Quel contraste entre cette affirmation et l'extrait suivant d'un témoignage de Nelson Glueck, ancien président du Séminaire Théologique Juif au Collège Hébreu de Cincinnati, dans l'Ohio, et l'un des trois plus grands archéologues de notre temps:

"Au cours de mes recherches archéologiques je n'ai jamais rencontré un seul objet antique qui puisse contredire les affirmations de la Parole de Dieu (la Torah - Ancien Testament)."(25)  

4. La Torah est une compilation de nombreux documents écrits longtemps après Moïse

Au début de ce chapitre nous avons évoqué l'opinion de Graf et de Wellhausen selon laquelle la Torah serait une compilation d'au moins quatre documents différents. Certains savants ont, depuis, prétendu avoir découvert des preuves de sources littéraires plus nombreuses encore : dix, douze et même quinze. Ils fondent leurs affirmations sur les différences de vocabulaire qu'ils croient détecter.

L'exemple le plus connu et le plus éloquent de cette méthode s'observe dans la division fondée sur l'emploi des noms divins : Elohim, qui est utilisé dans la Torah en Genèse 1 et Jéhovah que l'on retrouve en Genèse 2 et 3.

Un autre postulat de la théorie documentaire consiste à dire qu'un éditeur ultérieur rassembla et fondit en une seule histoire les versions légèrement différentes d'un même épisode, raconté par les auteurs "E", "J" ou un autre encore.
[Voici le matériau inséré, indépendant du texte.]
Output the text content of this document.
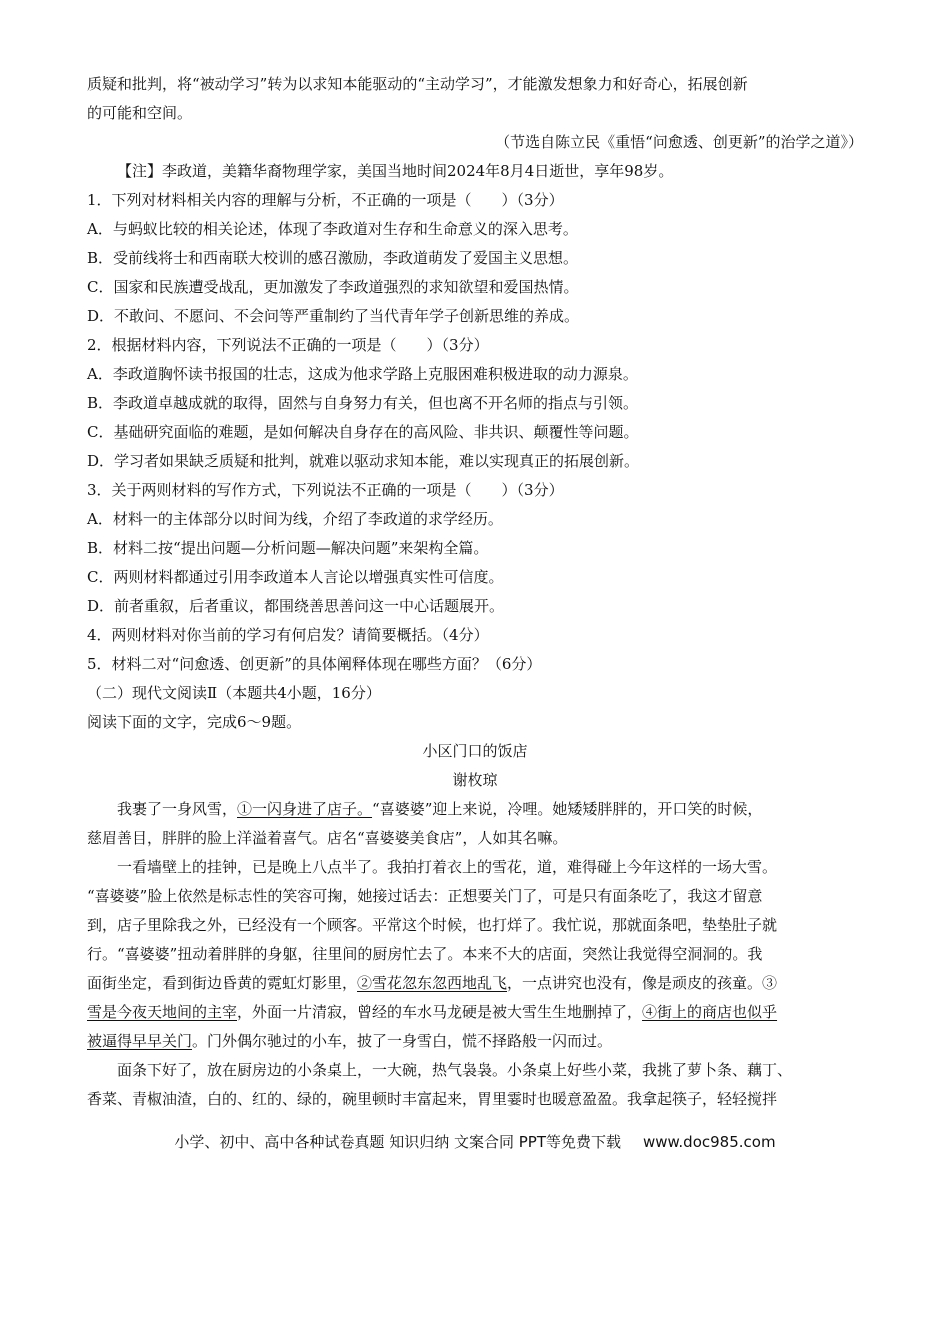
质疑和批判，将“被动学习”转为以求知本能驱动的“主动学习”，才能激发想象力和好奇心，拓展创新

的可能和空间。

（节选自陈立民《重悟“问愈透、创更新”的治学之道》）

【注】李政道，美籍华裔物理学家，美国当地时间2024年8月4日逝世，享年98岁。

1．下列对材料相关内容的理解与分析，不正确的一项是（　　）（3分）

A．与蚂蚁比较的相关论述，体现了李政道对生存和生命意义的深入思考。

B．受前线将士和西南联大校训的感召激励，李政道萌发了爱国主义思想。

C．国家和民族遭受战乱，更加激发了李政道强烈的求知欲望和爱国热情。

D．不敢问、不愿问、不会问等严重制约了当代青年学子创新思维的养成。

2．根据材料内容，下列说法不正确的一项是（　　）（3分）

A．李政道胸怀读书报国的壮志，这成为他求学路上克服困难积极进取的动力源泉。

B．李政道卓越成就的取得，固然与自身努力有关，但也离不开名师的指点与引领。

C．基础研究面临的难题，是如何解决自身存在的高风险、非共识、颠覆性等问题。

D．学习者如果缺乏质疑和批判，就难以驱动求知本能，难以实现真正的拓展创新。

3．关于两则材料的写作方式，下列说法不正确的一项是（　　）（3分）

A．材料一的主体部分以时间为线，介绍了李政道的求学经历。

B．材料二按“提出问题—分析问题—解决问题”来架构全篇。

C．两则材料都通过引用李政道本人言论以增强真实性可信度。

D．前者重叙，后者重议，都围绕善思善问这一中心话题展开。

4．两则材料对你当前的学习有何启发？请简要概括。（4分）

5．材料二对“问愈透、创更新”的具体阐释体现在哪些方面？（6分）

（二）现代文阅读Ⅱ（本题共4小题，16分）

阅读下面的文字，完成6～9题。

小区门口的饭店

谢枚琼

我裹了一身风雪，①一闪身进了店子。“喜婆婆”迎上来说，冷哩。她矮矮胖胖的，开口笑的时候，

慈眉善目，胖胖的脸上洋溢着喜气。店名“喜婆婆美食店”，人如其名嘛。

一看墙壁上的挂钟，已是晚上八点半了。我拍打着衣上的雪花，道，难得碰上今年这样的一场大雪。

“喜婆婆”脸上依然是标志性的笑容可掬，她接过话去：正想要关门了，可是只有面条吃了，我这才留意

到，店子里除我之外，已经没有一个顾客。平常这个时候，也打烊了。我忙说，那就面条吧，垫垫肚子就

行。“喜婆婆”扭动着胖胖的身躯，往里间的厨房忙去了。本来不大的店面，突然让我觉得空洞洞的。我

面街坐定，看到街边昏黄的霓虹灯影里，②雪花忽东忽西地乱飞，一点讲究也没有，像是顽皮的孩童。③

雪是今夜天地间的主宰，外面一片清寂，曾经的车水马龙硬是被大雪生生地删掉了，④街上的商店也似乎

被逼得早早关门。门外偶尔驰过的小车，披了一身雪白，慌不择路般一闪而过。

面条下好了，放在厨房边的小条桌上，一大碗，热气袅袅。小条桌上好些小菜，我挑了萝卜条、藕丁、

香菜、青椒油渣，白的、红的、绿的，碗里顿时丰富起来，胃里霎时也暖意盈盈。我拿起筷子，轻轻搅拌

小学、初中、高中各种试卷真题 知识归纳 文案合同 PPT等免费下载 www.doc985.com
Le nom donné à Isaac constituerait un exemple de cet amalgame.

 En Genèse 17 Dieu promet à Abraham qu'il aura un fils dans sa vieillesse. Voici ce que rapportent les versets 15 à 19:

"Dieu dit encore à Abraham : Pour ce qui est de ta femme Saraï, tu ne l'appelleras plus Saraï; mais son nom sera Sara. Je la bénirai et je te donnerai d'elle aussi un fils. Je la bénirai et elle donnera naissance à des nations; les rois de plusieurs peuples sortiront d'elle.

Abraham tomba face contre terre; il rit et dit dans son coeur : Naîtrait-il un fils à un homme de 100 ans? Et Sara, âgée de 90 ans, accoucherait-elle?
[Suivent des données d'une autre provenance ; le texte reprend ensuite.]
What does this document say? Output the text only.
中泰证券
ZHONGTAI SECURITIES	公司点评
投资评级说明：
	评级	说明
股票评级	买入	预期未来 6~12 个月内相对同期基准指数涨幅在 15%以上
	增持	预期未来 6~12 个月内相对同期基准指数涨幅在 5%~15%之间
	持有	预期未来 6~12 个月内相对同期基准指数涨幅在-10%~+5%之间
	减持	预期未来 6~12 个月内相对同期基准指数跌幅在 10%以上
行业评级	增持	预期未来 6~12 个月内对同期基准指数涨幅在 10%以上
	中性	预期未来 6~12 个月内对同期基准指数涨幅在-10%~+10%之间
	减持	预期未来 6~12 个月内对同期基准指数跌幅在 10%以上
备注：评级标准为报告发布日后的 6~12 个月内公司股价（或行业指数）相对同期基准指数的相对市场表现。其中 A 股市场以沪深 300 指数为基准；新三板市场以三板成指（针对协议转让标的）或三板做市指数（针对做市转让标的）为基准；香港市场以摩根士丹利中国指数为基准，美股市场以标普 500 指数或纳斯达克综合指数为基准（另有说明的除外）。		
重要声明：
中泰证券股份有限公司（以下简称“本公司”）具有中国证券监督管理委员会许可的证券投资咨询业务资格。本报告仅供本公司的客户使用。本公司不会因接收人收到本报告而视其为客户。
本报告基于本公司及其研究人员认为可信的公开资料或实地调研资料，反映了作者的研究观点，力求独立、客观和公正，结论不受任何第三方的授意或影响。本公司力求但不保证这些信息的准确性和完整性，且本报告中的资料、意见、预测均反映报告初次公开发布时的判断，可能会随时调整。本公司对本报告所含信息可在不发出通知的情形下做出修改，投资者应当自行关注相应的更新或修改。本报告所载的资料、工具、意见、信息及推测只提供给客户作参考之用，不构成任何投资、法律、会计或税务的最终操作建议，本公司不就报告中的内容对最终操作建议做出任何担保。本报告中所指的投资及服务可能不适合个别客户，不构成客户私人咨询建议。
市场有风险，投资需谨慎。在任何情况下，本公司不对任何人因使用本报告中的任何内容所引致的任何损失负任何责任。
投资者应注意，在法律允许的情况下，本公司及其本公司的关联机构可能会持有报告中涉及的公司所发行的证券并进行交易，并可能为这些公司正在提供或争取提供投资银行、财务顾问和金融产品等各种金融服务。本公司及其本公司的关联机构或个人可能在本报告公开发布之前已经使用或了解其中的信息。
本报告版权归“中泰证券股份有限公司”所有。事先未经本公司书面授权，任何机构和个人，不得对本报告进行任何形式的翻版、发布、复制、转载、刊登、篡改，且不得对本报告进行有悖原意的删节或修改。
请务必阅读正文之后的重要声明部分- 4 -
... Mais Dieu dit : Certainement ta femme Sara va te donner un fils ; et tu l'appelleras Isaac." (Isaac signifie il rit en hébreu.)
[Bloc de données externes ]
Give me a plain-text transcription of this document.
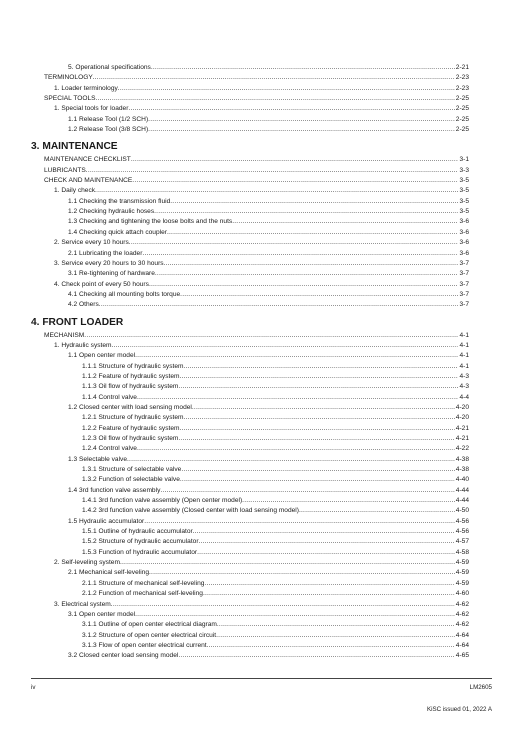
5. Operational specifications .....	2-21
TERMINOLOGY .....	2-23
1. Loader terminology .....	2-23
SPECIAL TOOLS .....	2-25
1. Special tools for loader .....	2-25
1.1 Release Tool (1/2 SCH) .....	2-25
1.2 Release Tool (3/8 SCH) .....	2-25
3. MAINTENANCE
MAINTENANCE CHECKLIST .....	3-1
LUBRICANTS .....	3-3
CHECK AND MAINTENANCE .....	3-5
1. Daily check .....	3-5
1.1 Checking the transmission fluid .....	3-5
1.2 Checking hydraulic hoses .....	3-5
1.3 Checking and tightening the loose bolts and the nuts .....	3-6
1.4 Checking quick attach coupler .....	3-6
2. Service every 10 hours .....	3-6
2.1 Lubricating the loader .....	3-6
3. Service every 20 hours to 30 hours .....	3-7
3.1 Re-tightening of hardware .....	3-7
4. Check point of every 50 hours .....	3-7
4.1 Checking all mounting bolts torque .....	3-7
4.2 Others .....	3-7
4. FRONT LOADER
MECHANISM .....	4-1
1. Hydraulic system .....	4-1
1.1 Open center model .....	4-1
1.1.1 Structure of hydraulic system .....	4-1
1.1.2 Feature of hydraulic system .....	4-3
1.1.3 Oil flow of hydraulic system .....	4-3
1.1.4 Control valve .....	4-4
1.2 Closed center with load sensing model .....	4-20
1.2.1 Structure of hydraulic system .....	4-20
1.2.2 Feature of hydraulic system .....	4-21
1.2.3 Oil flow of hydraulic system .....	4-21
1.2.4 Control valve .....	4-22
1.3 Selectable valve .....	4-38
1.3.1 Structure of selectable valve .....	4-38
1.3.2 Function of selectable valve .....	4-40
1.4 3rd function valve assembly .....	4-44
1.4.1 3rd function valve assembly (Open center model) .....	4-44
1.4.2 3rd function valve assembly (Closed center with load sensing model) .....	4-50
1.5 Hydraulic accumulator .....	4-56
1.5.1 Outline of hydraulic accumulator .....	4-56
1.5.2 Structure of hydraulic accumulator .....	4-57
1.5.3 Function of hydraulic accumulator .....	4-58
2. Self-leveling system .....	4-59
2.1 Mechanical self-leveling .....	4-59
2.1.1 Structure of mechanical self-leveling .....	4-59
2.1.2 Function of mechanical self-leveling .....	4-60
3. Electrical system .....	4-62
3.1 Open center model .....	4-62
3.1.1 Outline of open center electrical diagram .....	4-62
3.1.2 Structure of open center electrical circuit .....	4-64
3.1.3 Flow of open center electrical current .....	4-64
3.2 Closed center load sensing model .....	4-65
iv	LM2605
KiSC issued 01, 2022 A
Quelque temps plus tard, Dieu envoie trois hommes (anges) et répète sa promesse que Sara entend, selon le récit de Genèse 18.10-15:

"L'un d'entre eux dit : Assurément je reviendrai vers toi l'année prochaine: voici que Sara, ta femme, aura un fils. Sara écoutait à l'entrée de la tente qui était derrière lui. Abraham et Sara étaient vieux, d'un âge avancé, et Sara n'était plus en état d'avoir des enfants. Elle rit en elle-même en disant : Maintenant que je suis usée, aurais-je encore des désirs? Mon Seigneur aussi est vieux. L'Eternel dit à Abraham: Pourquoi Sara a-t-elle ri... Y a-t-il rien qui soit étonnant de la part de l'Eternel?... Sara mentit : Je n'ai pas ri, dit-elle, car elle éprouvait de la crainte. Mais il lui dit: Si, tu as ri!"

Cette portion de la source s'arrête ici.